Guys - all of this is really good feedback, and I think as daily practicioners of the internet craft, most of us have a sense for what is and is not successful.

What I am really hoping to find are industry studies, like the one by CarFax above...real data that either supports the notion that nothing should be online without photos or the case for posting ASAP to generate interest. Does that research exist?

Ed
 
From my experience - get it out there.

I can't personally stand looking at my dealers websites with no images of vehicles, it drives me crazy. And I have been back and forth with this - not feeding vehicles until there was a photo to sending as soon as they hit the DMS.

Sending without photos muddys up the reports a little and isn't as eye appealing (to me) but too often I see leads, I hear call and I wittiness people coming in on a vehicle that has little data and no photos.

Note: 2001 Audi Quattro Wagon - no photos = phone calls (no matter the price)
2009 Honda Civic - no photos - no likely

Point is - depends on the market supply to demand.

Something you could test, I thought about doing this but not sure if there would be a reason to it other than my own personal reasons... exclude vehicles with no photo from your dealer website but allow these vehicles to feed to the listing sites.

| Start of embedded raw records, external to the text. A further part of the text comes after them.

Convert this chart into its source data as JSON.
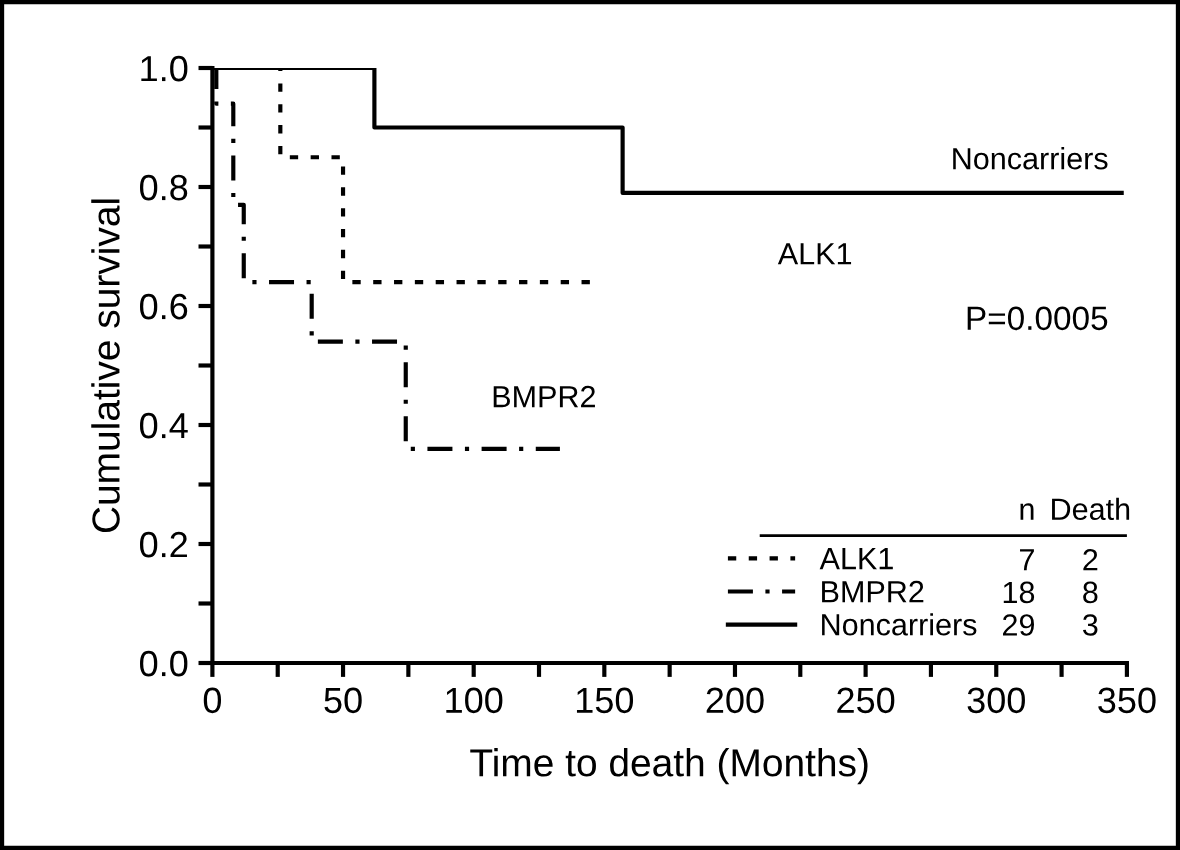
{
  "chart_data": {
    "type": "step",
    "xlabel": "Time to death (Months)",
    "ylabel": "Cumulative survival",
    "series": [
      {
        "name": "ALK1",
        "color": "#000000",
        "line_style": "dotted",
        "x": [
          0,
          26,
          50,
          146
        ],
        "values": [
          1.0,
          0.85,
          0.64,
          0.64
        ]
      },
      {
        "name": "BMPR2",
        "color": "#000000",
        "line_style": "dashdot",
        "x": [
          0,
          1.5,
          8,
          12,
          38,
          74,
          133
        ],
        "values": [
          1.0,
          0.94,
          0.77,
          0.64,
          0.54,
          0.36,
          0.36
        ]
      },
      {
        "name": "Noncarriers",
        "color": "#000000",
        "line_style": "solid",
        "x": [
          0,
          62,
          157,
          348
        ],
        "values": [
          1.0,
          0.9,
          0.79,
          0.79
        ]
      }
    ],
    "xlim": [
      0,
      350
    ],
    "ylim": [
      0,
      1.0
    ],
    "xticks": [
      0,
      {
        "value": 25,
        "label": null
      },
      50,
      {
        "value": 75,
        "label": null
      },
      100,
      {
        "value": 125,
        "label": null
      },
      150,
      {
        "value": 175,
        "label": null
      },
      200,
      {
        "value": 225,
        "label": null
      },
      250,
      {
        "value": 275,
        "label": null
      },
      300,
      {
        "value": 325,
        "label": null
      },
      350
    ],
    "yticks": [
      {
        "value": 0,
        "label": "0.0"
      },
      {
        "value": 0.1,
        "label": null
      },
      {
        "value": 0.2,
        "label": "0.2"
      },
      {
        "value": 0.3,
        "label": null
      },
      {
        "value": 0.4,
        "label": "0.4"
      },
      {
        "value": 0.5,
        "label": null
      },
      {
        "value": 0.6,
        "label": "0.6"
      },
      {
        "value": 0.7,
        "label": null
      },
      {
        "value": 0.8,
        "label": "0.8"
      },
      {
        "value": 0.9,
        "label": null
      },
      {
        "value": 1.0,
        "label": "1.0"
      }
    ],
    "annotations": [
      "P=0.0005",
      "n",
      "Death",
      "7",
      "2",
      "18",
      "8",
      "29",
      "3"
    ],
    "grid": false,
    "legend": "bottom right"
  }
}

OR take advantage of the No Photo slot and have something like the following.

"Photos coming soon - Call XXXX or email XXXX to expedite vehicle photos"

I really think you hit the nail on the head with this one Jeff - if I post a run of the mill car without photos, then it detracts from the user experience with my inventory, but if I post something which has great demand and low supply, I might be able to get away with it since the uniqueness of the inventory will suffice...just too hard to manage at a store level, and since most of our inventory is "core" or "common" it seems like restricting the listings to only those with photos is actually an option...

Ugh -
 
If I had been a Honda or Toyota dealer trying to sell cars off an empty shelf, I would have been posting vehicles off a shipping notice "coming soon".
I worked for a group with a central accounting office in another city. I couldn't wait a week to ten days for a car to hit the DMS. I put them in on a spreadsheet and zipped them up to my website. I don't want to explain to the owner, that I didn't want to put his inventory up because it wouldn't look good. Inventory cost money and cars sell over the internet without pictures.